Let's talk transistor count, please make an estimated guess, how many transistors do you think does the X1900 chip have? The X1900 chip my fellow guru's has just over 380 million transistors, that makes you think huh? NVIDIA's 7800 for example already passed 304 million and the X1800 XT I think had 321 million. But yeah, we are now in a stage where we are nearing 400 million transistors. Smaller fabrication processes help the companies do this. That manufacturing process is at the newer 90nm right now.

Why the massive increase of Pixel Shader cores you ask? Simple, rendering cinematic effects as fast as possible and these are being created by pixel shaders.

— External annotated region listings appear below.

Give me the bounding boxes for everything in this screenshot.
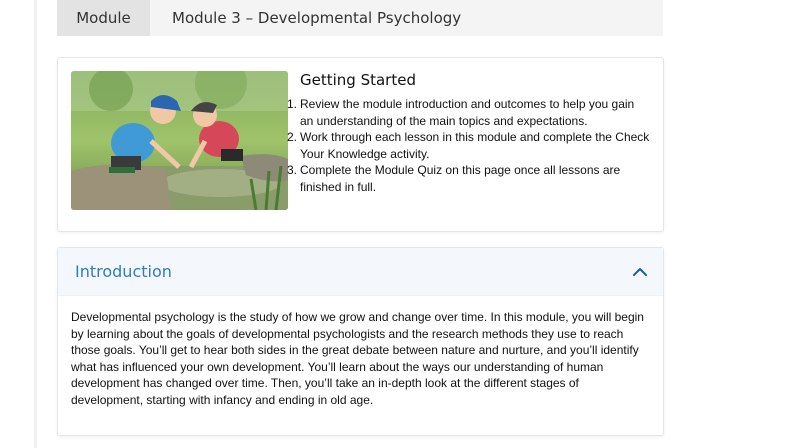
chevron-up-icon [633, 267, 647, 276]
module-header: Module Module 3 – Developmental Psycholo… [57, 0, 663, 36]
getting-started-steps: 1. Review the module introduction and out… [287, 96, 650, 195]
introduction-title: Introduction [75, 262, 172, 281]
step-number: 2. [287, 130, 298, 144]
introduction-accordion-header[interactable]: Introduction [58, 248, 663, 296]
page-left-border [34, 0, 37, 448]
step-text: Complete the Module Quiz on this page on… [300, 163, 621, 194]
children-photo-illustration [71, 71, 288, 210]
children-photo [71, 71, 288, 210]
getting-started-card: Getting Started 1. Review the module intr… [57, 57, 664, 232]
getting-started-title: Getting Started [300, 71, 416, 89]
step-item: 3. Complete the Module Quiz on this page … [287, 162, 650, 195]
step-text: Review the module introduction and outco… [300, 97, 635, 128]
collapse-toggle-button[interactable] [631, 263, 649, 281]
step-item: 2. Work through each lesson in this modul… [287, 129, 650, 162]
introduction-accordion: Introduction Developmental psychology is… [57, 247, 664, 436]
page-title: Module 3 – Developmental Psychology [172, 9, 462, 27]
step-number: 1. [287, 97, 298, 111]
step-item: 1. Review the module introduction and out… [287, 96, 650, 129]
step-number: 3. [287, 163, 298, 177]
introduction-body: Developmental psychology is the study of… [71, 310, 644, 407]
step-text: Work through each lesson in this module … [300, 130, 650, 161]
module-tag: Module [57, 0, 150, 36]
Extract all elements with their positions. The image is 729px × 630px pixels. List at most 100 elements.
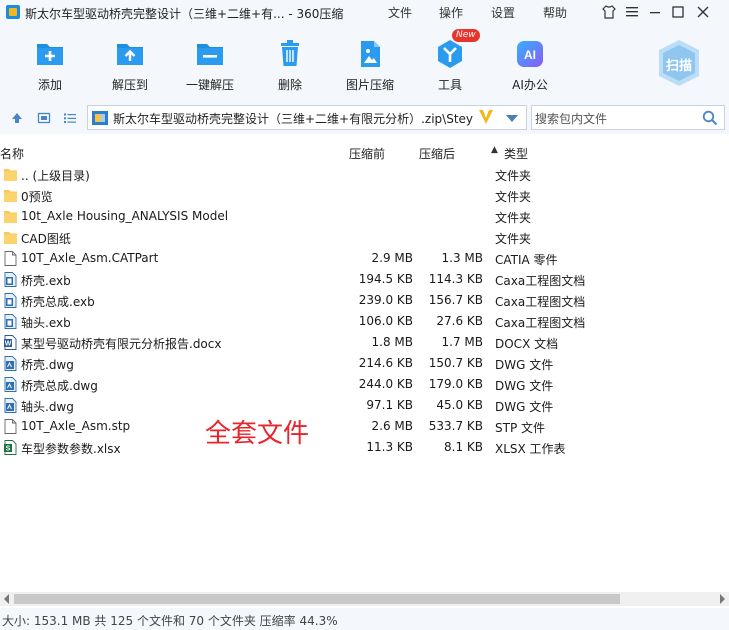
- folder-icon: [4, 188, 17, 203]
- image-compress-button[interactable]: 图片压缩: [332, 34, 408, 96]
- ai-office-button[interactable]: AI AI办公: [492, 34, 568, 96]
- column-size[interactable]: 压缩前: [349, 145, 385, 162]
- file-name: 车型参数参数.xlsx: [21, 442, 121, 456]
- column-type[interactable]: 类型: [504, 145, 528, 162]
- caxa-file-icon: [4, 314, 17, 329]
- file-compressed-size: 156.7 KB: [428, 293, 483, 307]
- svg-text:S: S: [6, 446, 11, 453]
- file-type: DWG 文件: [495, 400, 554, 414]
- file-name: 0预览: [21, 190, 53, 204]
- annotation-text: 全套文件: [205, 419, 310, 449]
- file-type: 文件夹: [495, 232, 532, 246]
- file-type: Caxa工程图文档: [495, 316, 586, 330]
- one-click-extract-button[interactable]: 一键解压: [172, 34, 248, 96]
- menu-help[interactable]: 帮助: [543, 4, 567, 21]
- file-row[interactable]: 桥壳总成.dwg 244.0 KB 179.0 KB DWG 文件: [0, 374, 729, 395]
- file-type: DWG 文件: [495, 379, 554, 393]
- caxa-file-icon: [4, 293, 17, 308]
- menu-file[interactable]: 文件: [388, 4, 412, 21]
- new-badge: New: [452, 29, 480, 42]
- column-compressed[interactable]: 压缩后: [419, 145, 455, 162]
- status-text: 大小: 153.1 MB 共 125 个文件和 70 个文件夹 压缩率 44.3…: [2, 614, 338, 628]
- list-view-icon[interactable]: [63, 111, 77, 125]
- address-dropdown-icon[interactable]: [506, 115, 518, 122]
- file-row[interactable]: S 车型参数参数.xlsx 11.3 KB 8.1 KB XLSX 工作表: [0, 437, 729, 458]
- file-type: DWG 文件: [495, 358, 554, 372]
- folder-icon: [4, 230, 17, 245]
- dwg-file-icon: [4, 377, 17, 392]
- sort-up-icon: ▲: [491, 145, 498, 155]
- scan-label[interactable]: 扫描: [653, 55, 705, 74]
- file-row[interactable]: 10T_Axle_Asm.stp 2.6 MB 533.7 KB STP 文件: [0, 416, 729, 437]
- file-size: 194.5 KB: [358, 272, 413, 286]
- scroll-thumb[interactable]: [14, 594, 620, 604]
- file-size: 244.0 KB: [358, 377, 413, 391]
- file-row[interactable]: W 某型号驱动桥壳有限元分析报告.docx 1.8 MB 1.7 MB DOCX 文档: [0, 332, 729, 353]
- search-box[interactable]: 搜索包内文件: [531, 105, 725, 130]
- address-bar[interactable]: 斯太尔车型驱动桥壳完整设计（三维+二维+有限元分析）.zip\Steyr A: [87, 105, 527, 130]
- file-name: 桥壳总成.dwg: [21, 379, 98, 393]
- file-icon: [4, 251, 17, 266]
- menu-settings[interactable]: 设置: [491, 4, 515, 21]
- file-name: 桥壳.dwg: [21, 358, 74, 372]
- delete-label: 删除: [277, 78, 302, 92]
- file-size: 106.0 KB: [358, 314, 413, 328]
- file-icon: [4, 419, 17, 434]
- file-row[interactable]: 轴头.dwg 97.1 KB 45.0 KB DWG 文件: [0, 395, 729, 416]
- menu-operate[interactable]: 操作: [439, 4, 463, 21]
- window-title: 斯太尔车型驱动桥壳完整设计（三维+二维+有... - 360压缩: [25, 7, 344, 21]
- search-icon[interactable]: [702, 110, 718, 126]
- minimize-icon[interactable]: [647, 4, 663, 20]
- delete-button[interactable]: 删除: [252, 34, 328, 96]
- file-name: 10T_Axle_Asm.stp: [21, 419, 131, 433]
- status-bar: 大小: 153.1 MB 共 125 个文件和 70 个文件夹 压缩率 44.3…: [0, 608, 729, 630]
- file-compressed-size: 1.3 MB: [441, 251, 483, 265]
- file-row[interactable]: 10T_Axle_Asm.CATPart 2.9 MB 1.3 MB CATIA 零件: [0, 248, 729, 269]
- tools-icon: [438, 40, 462, 68]
- file-compressed-size: 45.0 KB: [436, 398, 483, 412]
- folder-row[interactable]: CAD图纸 文件夹: [0, 227, 729, 248]
- file-size: 97.1 KB: [366, 398, 413, 412]
- up-arrow-icon[interactable]: [10, 111, 24, 125]
- zip-archive-icon: [92, 111, 108, 125]
- add-label: 添加: [37, 78, 62, 92]
- file-row[interactable]: 桥壳.exb 194.5 KB 114.3 KB Caxa工程图文档: [0, 269, 729, 290]
- shirt-skin-icon[interactable]: [601, 4, 617, 20]
- file-name: CAD图纸: [21, 232, 71, 246]
- tools-button[interactable]: 工具: [412, 34, 488, 96]
- scroll-right-icon[interactable]: [720, 594, 725, 604]
- thumbnail-view-icon[interactable]: [37, 111, 51, 125]
- file-row[interactable]: 轴头.exb 106.0 KB 27.6 KB Caxa工程图文档: [0, 311, 729, 332]
- file-type: DOCX 文档: [495, 337, 559, 351]
- menu-list-icon[interactable]: [624, 4, 640, 20]
- address-row: 斯太尔车型驱动桥壳完整设计（三维+二维+有限元分析）.zip\Steyr A 搜…: [0, 102, 729, 134]
- file-compressed-size: 27.6 KB: [436, 314, 483, 328]
- extract-to-label: 解压到: [111, 78, 148, 92]
- file-size: 2.9 MB: [371, 251, 413, 265]
- file-type: Caxa工程图文档: [495, 295, 586, 309]
- svg-text:W: W: [5, 341, 12, 348]
- file-compressed-size: 114.3 KB: [428, 272, 483, 286]
- file-row[interactable]: 桥壳.dwg 214.6 KB 150.7 KB DWG 文件: [0, 353, 729, 374]
- file-type: 文件夹: [495, 211, 532, 225]
- file-name: 10T_Axle_Asm.CATPart: [21, 251, 159, 265]
- close-icon[interactable]: [695, 4, 711, 20]
- one-click-extract-label: 一键解压: [185, 78, 234, 92]
- horizontal-scrollbar[interactable]: [0, 592, 729, 606]
- scroll-left-icon[interactable]: [4, 594, 9, 604]
- folder-row[interactable]: 10t_Axle Housing_ANALYSIS Model 文件夹: [0, 206, 729, 227]
- excel-sheet-icon: S: [4, 440, 17, 455]
- file-type: CATIA 零件: [495, 253, 558, 267]
- maximize-icon[interactable]: [670, 4, 686, 20]
- app-logo-icon: [6, 5, 20, 19]
- search-input[interactable]: 搜索包内文件: [535, 110, 607, 127]
- extract-to-button[interactable]: 解压到: [92, 34, 168, 96]
- file-row[interactable]: 桥壳总成.exb 239.0 KB 156.7 KB Caxa工程图文档: [0, 290, 729, 311]
- folder-row[interactable]: .. (上级目录) 文件夹: [0, 164, 729, 185]
- column-name[interactable]: 名称: [0, 145, 24, 162]
- folder-icon: [4, 209, 17, 224]
- address-path[interactable]: 斯太尔车型驱动桥壳完整设计（三维+二维+有限元分析）.zip\Steyr A: [113, 110, 473, 127]
- ai-office-label: AI办公: [512, 78, 548, 92]
- folder-row[interactable]: 0预览 文件夹: [0, 185, 729, 206]
- add-button[interactable]: 添加: [12, 34, 88, 96]
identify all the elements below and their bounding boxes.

Copyright 2005 - Guru3D.com
Here we see the pixel engine .. 12 x 4 - 48 Pixel units, each unit in organized in a quad.

So the increased Pixel Shader capacity of course is the biggest change in the design of this graphics chip architecture. A pixel pipeline pretty much consists of a pixel shader processor, a texture mapping unit (TMU) and a raster operator unit (ROP). ATI has sort of designed their pixel pipelines such that the pixel shader processors are more independent, while NVIDIA has their ROP units independent.

Really you can compare this X1900 product with the X1800 series in almost every way, yet the focus here absolutely with the 48 Pixel Shader units. Each Pixel Shader processor can handle anything from 1 to 5 shader instructions per clock cycle in its various ALUs. With 48 pixel processors the 1900 series has three times more arithmetic shading processing power compared over the previous flagship product, the X1800 XT. ATI believes that the 3:1 ratio of arithmetic to texture units provides the ideal balance for current and future 3D performance.